What she failed to mention, or perhaps appreciate, is that the company let its most valuable commodity slip away. Last December, Teresa Earnhardt told the Wall Street Journal that her stepson had to make a choice between being a driver or a public personality. What that statement illustrated was not so much Earnhardt's conundrum but her own failure to recognize that his celebrity was, is and will be the driving force behind the lucrative sponsorship deals and broad-based fan support that fuel the business. In a time when even well-heeled shops like Roush Racing are looking to outside investment capital to fund this very expensive sport, DEI just lost its biggest asset. No other driver, regardless of his success, could ever be as important to DEI as was the son and namesake of its founder. His value to the company could easily be worth $100 million or more.
Also sure to be leaving DEI will be Anheuser-Busch, which hitched its beer wagon to Earnhardt in 2000. The Budweiser contract with DEI has an opt-out clause that will allow them to follow. Earnhardt also made it a point to express his loyalty to Chevrolet, whose nameplate he's raced under his whole career. The automaker has featured him prominently in its celebrity driven advertising campaigns. Were he to end up in another make, such as Toyota which entered the Nextel Cup Series this season but has been embarrassed by poor performance and cheating scandals from the start or arch-nemesis Ford, it would be comparable to Babe Ruth leaving Boston for New York.
"What team I drive for next season, I don't know," Earnhardt said matter-of-factly while reading from his notes, adding with unintended and almost comic understatement, "We'll see what opportunities I have. We'll see who wants to hire me, who's interested."
With that statement, the most exciting race in NASCAR this summer will now take place off the track. The storybook scenario would have Earnhardt behind the wheel of the number 3 car that his father drove for Richard Childress Racing, winning six of his seven season championships. While technically still active, that number has not been on the Nextel Cup circuit since Dale Earnhardt, Sr., died in a wreck at Daytona in 2001.
"We've seen quite a few scenarios over the past couple of days that were amusing, some right, some not so right," Earnhardt grinned when asked about the future. He then measured his words carefully as he added, "I have a great relationship with Richard. I feel that he's stepped his programs up.
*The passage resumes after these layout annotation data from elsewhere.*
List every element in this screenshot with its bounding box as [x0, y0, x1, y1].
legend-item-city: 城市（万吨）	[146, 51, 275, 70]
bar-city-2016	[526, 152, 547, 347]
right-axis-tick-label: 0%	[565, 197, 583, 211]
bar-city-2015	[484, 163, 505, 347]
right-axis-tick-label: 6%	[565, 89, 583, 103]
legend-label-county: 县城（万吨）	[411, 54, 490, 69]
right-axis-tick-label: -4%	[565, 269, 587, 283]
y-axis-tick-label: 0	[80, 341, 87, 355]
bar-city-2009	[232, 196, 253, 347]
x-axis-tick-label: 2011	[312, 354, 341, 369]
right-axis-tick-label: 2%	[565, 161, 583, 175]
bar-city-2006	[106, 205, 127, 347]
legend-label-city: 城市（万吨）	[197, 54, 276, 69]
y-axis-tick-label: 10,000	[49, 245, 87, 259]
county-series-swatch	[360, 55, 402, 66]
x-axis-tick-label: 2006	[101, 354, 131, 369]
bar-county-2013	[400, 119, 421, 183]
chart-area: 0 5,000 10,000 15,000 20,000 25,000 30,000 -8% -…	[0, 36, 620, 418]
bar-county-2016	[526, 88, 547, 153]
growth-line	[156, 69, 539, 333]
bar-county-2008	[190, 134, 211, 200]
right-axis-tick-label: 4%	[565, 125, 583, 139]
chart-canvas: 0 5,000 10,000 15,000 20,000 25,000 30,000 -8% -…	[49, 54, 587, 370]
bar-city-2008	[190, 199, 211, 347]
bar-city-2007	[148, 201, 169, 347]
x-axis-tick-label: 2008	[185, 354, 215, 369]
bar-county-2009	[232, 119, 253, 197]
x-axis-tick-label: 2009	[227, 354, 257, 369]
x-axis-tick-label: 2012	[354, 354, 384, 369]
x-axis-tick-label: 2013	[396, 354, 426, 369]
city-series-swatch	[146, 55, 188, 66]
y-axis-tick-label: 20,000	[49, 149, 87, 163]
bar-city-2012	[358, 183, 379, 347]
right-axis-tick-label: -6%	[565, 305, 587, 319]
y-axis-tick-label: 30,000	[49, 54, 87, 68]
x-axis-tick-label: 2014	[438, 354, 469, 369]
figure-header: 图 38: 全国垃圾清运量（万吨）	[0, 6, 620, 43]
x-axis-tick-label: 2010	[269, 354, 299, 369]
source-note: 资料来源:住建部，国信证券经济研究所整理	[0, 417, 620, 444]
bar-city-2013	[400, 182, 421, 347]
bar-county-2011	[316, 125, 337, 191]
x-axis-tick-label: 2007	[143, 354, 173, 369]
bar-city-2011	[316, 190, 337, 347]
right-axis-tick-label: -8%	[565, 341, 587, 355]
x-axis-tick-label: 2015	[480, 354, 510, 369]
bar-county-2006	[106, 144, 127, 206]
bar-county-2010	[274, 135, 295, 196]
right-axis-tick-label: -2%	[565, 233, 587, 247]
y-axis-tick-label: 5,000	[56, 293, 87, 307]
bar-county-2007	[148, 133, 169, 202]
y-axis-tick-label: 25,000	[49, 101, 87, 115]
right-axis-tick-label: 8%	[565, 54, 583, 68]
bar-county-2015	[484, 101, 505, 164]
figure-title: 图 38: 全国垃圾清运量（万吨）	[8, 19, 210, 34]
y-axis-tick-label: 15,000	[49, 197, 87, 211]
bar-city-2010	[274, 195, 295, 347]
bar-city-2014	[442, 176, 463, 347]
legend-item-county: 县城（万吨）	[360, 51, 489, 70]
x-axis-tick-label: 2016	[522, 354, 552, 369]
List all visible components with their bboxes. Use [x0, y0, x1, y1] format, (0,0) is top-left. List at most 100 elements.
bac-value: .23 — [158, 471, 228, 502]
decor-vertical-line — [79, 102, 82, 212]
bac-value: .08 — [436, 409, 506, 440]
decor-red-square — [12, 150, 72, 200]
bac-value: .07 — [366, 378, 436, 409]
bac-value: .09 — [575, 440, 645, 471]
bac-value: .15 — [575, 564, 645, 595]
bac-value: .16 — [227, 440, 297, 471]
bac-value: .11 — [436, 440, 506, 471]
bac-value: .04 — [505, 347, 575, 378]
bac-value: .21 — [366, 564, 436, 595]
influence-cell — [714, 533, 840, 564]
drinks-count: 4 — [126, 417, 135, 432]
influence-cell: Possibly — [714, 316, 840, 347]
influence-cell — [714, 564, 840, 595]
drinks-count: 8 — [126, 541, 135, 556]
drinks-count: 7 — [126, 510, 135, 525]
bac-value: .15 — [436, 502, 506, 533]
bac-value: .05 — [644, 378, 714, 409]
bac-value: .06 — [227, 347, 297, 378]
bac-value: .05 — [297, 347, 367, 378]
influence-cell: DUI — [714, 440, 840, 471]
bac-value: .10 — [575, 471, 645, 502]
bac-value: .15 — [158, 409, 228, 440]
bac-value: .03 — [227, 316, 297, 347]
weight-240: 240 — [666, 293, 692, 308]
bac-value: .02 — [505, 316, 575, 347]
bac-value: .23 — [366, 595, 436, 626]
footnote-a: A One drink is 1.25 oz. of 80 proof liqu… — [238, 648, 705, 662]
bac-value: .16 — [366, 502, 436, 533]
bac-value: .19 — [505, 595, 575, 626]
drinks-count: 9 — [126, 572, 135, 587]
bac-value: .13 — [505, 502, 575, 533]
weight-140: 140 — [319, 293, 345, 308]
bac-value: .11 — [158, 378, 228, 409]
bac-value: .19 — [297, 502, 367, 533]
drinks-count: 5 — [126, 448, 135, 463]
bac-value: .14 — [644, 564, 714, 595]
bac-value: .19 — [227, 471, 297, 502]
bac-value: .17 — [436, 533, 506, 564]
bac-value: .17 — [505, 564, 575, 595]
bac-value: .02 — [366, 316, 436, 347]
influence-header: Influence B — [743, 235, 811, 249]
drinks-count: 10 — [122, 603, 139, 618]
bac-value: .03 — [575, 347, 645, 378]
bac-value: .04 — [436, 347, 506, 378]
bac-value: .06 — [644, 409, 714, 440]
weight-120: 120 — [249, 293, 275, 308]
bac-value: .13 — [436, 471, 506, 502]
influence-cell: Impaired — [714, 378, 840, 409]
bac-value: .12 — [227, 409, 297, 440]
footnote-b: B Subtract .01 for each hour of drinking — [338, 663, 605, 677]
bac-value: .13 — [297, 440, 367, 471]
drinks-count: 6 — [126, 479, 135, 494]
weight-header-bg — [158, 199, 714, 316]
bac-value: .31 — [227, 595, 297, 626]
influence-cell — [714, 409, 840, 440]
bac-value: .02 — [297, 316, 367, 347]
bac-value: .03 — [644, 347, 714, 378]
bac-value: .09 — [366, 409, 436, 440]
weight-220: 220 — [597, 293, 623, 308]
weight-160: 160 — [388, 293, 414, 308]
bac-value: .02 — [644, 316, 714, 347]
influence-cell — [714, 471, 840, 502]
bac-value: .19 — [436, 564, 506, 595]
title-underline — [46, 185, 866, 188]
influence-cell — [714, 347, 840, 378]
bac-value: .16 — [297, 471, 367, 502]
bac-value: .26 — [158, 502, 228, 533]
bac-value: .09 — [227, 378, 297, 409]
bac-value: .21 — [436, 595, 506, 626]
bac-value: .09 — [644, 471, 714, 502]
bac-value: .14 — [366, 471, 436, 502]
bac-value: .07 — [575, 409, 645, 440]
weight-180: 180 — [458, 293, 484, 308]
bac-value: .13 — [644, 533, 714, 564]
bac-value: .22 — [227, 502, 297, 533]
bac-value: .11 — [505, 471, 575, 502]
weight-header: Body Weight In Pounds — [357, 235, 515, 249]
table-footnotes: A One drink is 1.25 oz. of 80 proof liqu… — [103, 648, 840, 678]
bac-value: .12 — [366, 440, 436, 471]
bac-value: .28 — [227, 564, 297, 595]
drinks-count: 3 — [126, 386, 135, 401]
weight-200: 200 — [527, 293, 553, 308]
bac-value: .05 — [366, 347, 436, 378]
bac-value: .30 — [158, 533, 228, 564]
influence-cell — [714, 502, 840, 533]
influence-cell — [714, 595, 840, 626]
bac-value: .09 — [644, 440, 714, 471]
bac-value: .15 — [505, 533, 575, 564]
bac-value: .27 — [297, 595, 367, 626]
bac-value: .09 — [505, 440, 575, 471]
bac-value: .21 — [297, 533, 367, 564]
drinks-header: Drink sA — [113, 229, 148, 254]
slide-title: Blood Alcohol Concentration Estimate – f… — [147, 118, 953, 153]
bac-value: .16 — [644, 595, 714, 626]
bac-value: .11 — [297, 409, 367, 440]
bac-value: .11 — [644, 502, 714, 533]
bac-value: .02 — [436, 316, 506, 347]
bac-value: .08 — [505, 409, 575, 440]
The global domination theory would see him join Hendrick Motorsports in a lineup somewhat akin to having Michael Jordan, Larry Bird and Magic Johnson all on the same team. Hendrick, which has won six of the last seven Nextel Cup races, is home to four-time Nextel Cup champion Jeff Gordon, who recently passed Earnhardt Sr. on the career wins list, and defending champion Jimmie Johnson, as well as Kyle Busch and Casey Mears. With the four-team limit on owners imposed by NASCAR, either Busch or Mears would have to go, but Dale Jr.'s appeal to sponsors and fans would undoubtedly make up for their loss. It would, however, weird out a lot of fans on the Earnhardt both senior and junior side, who see Jeff Gordon as nothing less than the antichrist.
But such an odd pairing is not out of the question. The only thing certain is that, like his father, Dale Jr. desperately wants to win, and like his father, he'll do whatever it takes to do it even if that means walking away from the company that bears their name.